Premièrement, pourquoi nous demander de proroger l'état d'urgence dès aujourd'hui, et non le 23 mai ? Le risque, c'est que les dispositions d'urgence entrent dans le droit commun. Rappelons-nous ce qui est arrivé avec la loi renforçant la sécurité intérieure et la lutte contre le terrorisme (SILT) ! Ce projet de loi prévoit la prorogation de toutes les ordonnances, y compris des pires, contre l'avis du Conseil d'État qui appelait au réexamen systématique de chaque disposition et à une évaluation au cas par cas. Ce n'est pas parce que le Gouvernement a été incapable de planifier le confinement, puis le déconfinement, qu'il doit maintenant confiner les libertés !

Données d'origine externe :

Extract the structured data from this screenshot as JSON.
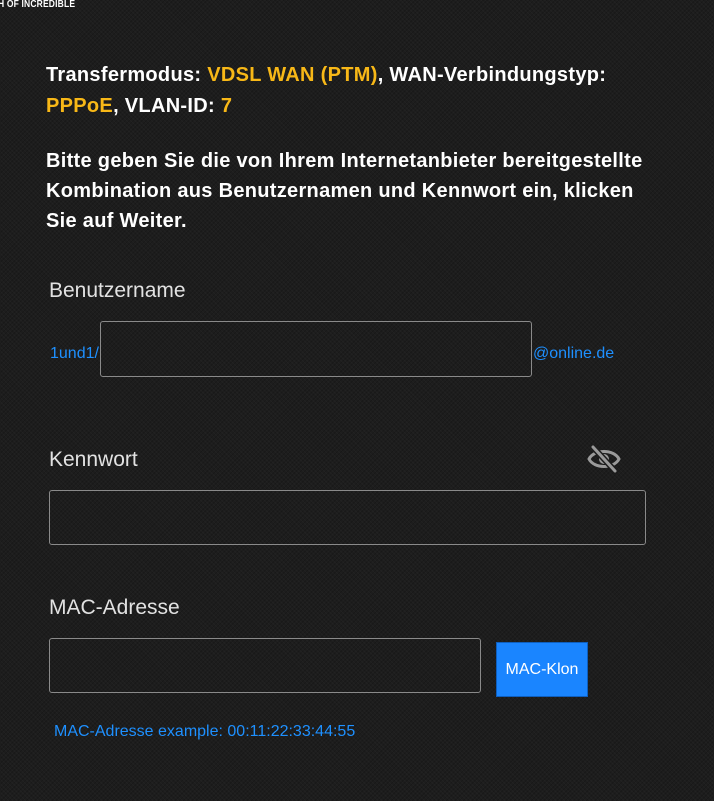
{
  "header": {
    "tagline": "H OF INCREDIBLE"
  },
  "info": {
    "transfer_label": "Transfermodus: ",
    "transfer_value": "VDSL WAN (PTM)",
    "wan_label": ", WAN-Verbindungstyp: ",
    "wan_value": "PPPoE",
    "vlan_label": ", VLAN-ID: ",
    "vlan_value": "7"
  },
  "instructions": "Bitte geben Sie die von Ihrem Internetanbieter bereitgestellte Kombination aus Benutzernamen und Kennwort ein, klicken Sie auf Weiter.",
  "username": {
    "label": "Benutzername",
    "prefix": "1und1/",
    "suffix": "@online.de",
    "value": ""
  },
  "password": {
    "label": "Kennwort",
    "value": "",
    "toggle_icon": "eye-slash-icon"
  },
  "mac": {
    "label": "MAC-Adresse",
    "value": "",
    "clone_button": "MAC-Klon",
    "hint": "MAC-Adresse example: 00:11:22:33:44:55"
  },
  "colors": {
    "background": "#1d1d1d",
    "highlight": "#f8b817",
    "link": "#1e90ff",
    "button": "#1a85ff"
  }
}
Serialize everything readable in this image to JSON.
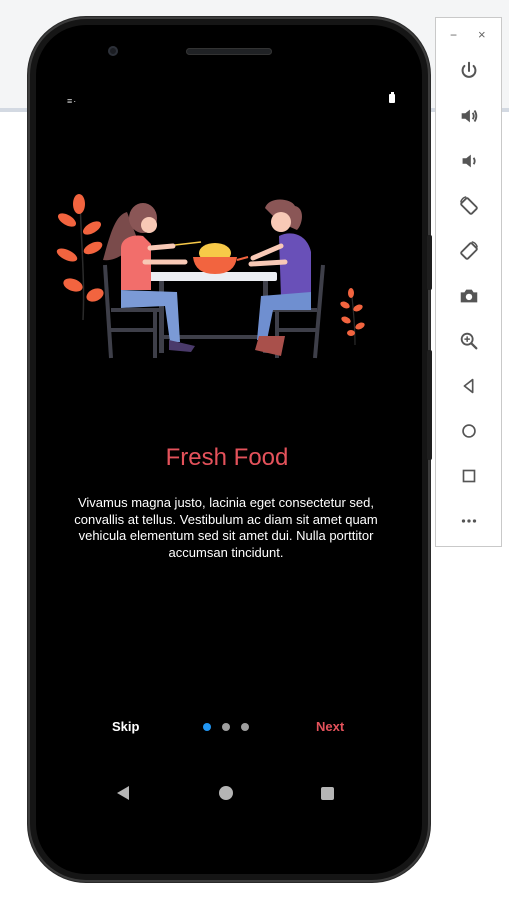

Deuxièmement, le déconfinement n'a pas été planifié et rien, dans ce projet de loi, ne permet de corriger le tir : on n'y trouve ni réquisition d'entreprises, ni nationalisation, ni planification sanitaire. Il nous semblerait normal de fournir des masques gratuitement au moins aux personnes particulièrement exposées dans leur travail ; on en est toujours à 50 000 tests par jour à une semaine du déconfinement, loin des 100 000 tests préconisés par le conseil scientifique. Et que dire des volte-face sur la question de l'école et des transports ! L'État reporte les difficultés sur les collectivités territoriales et les entreprises en leur demandant de se débrouiller, faute d'avoir organisé les choses.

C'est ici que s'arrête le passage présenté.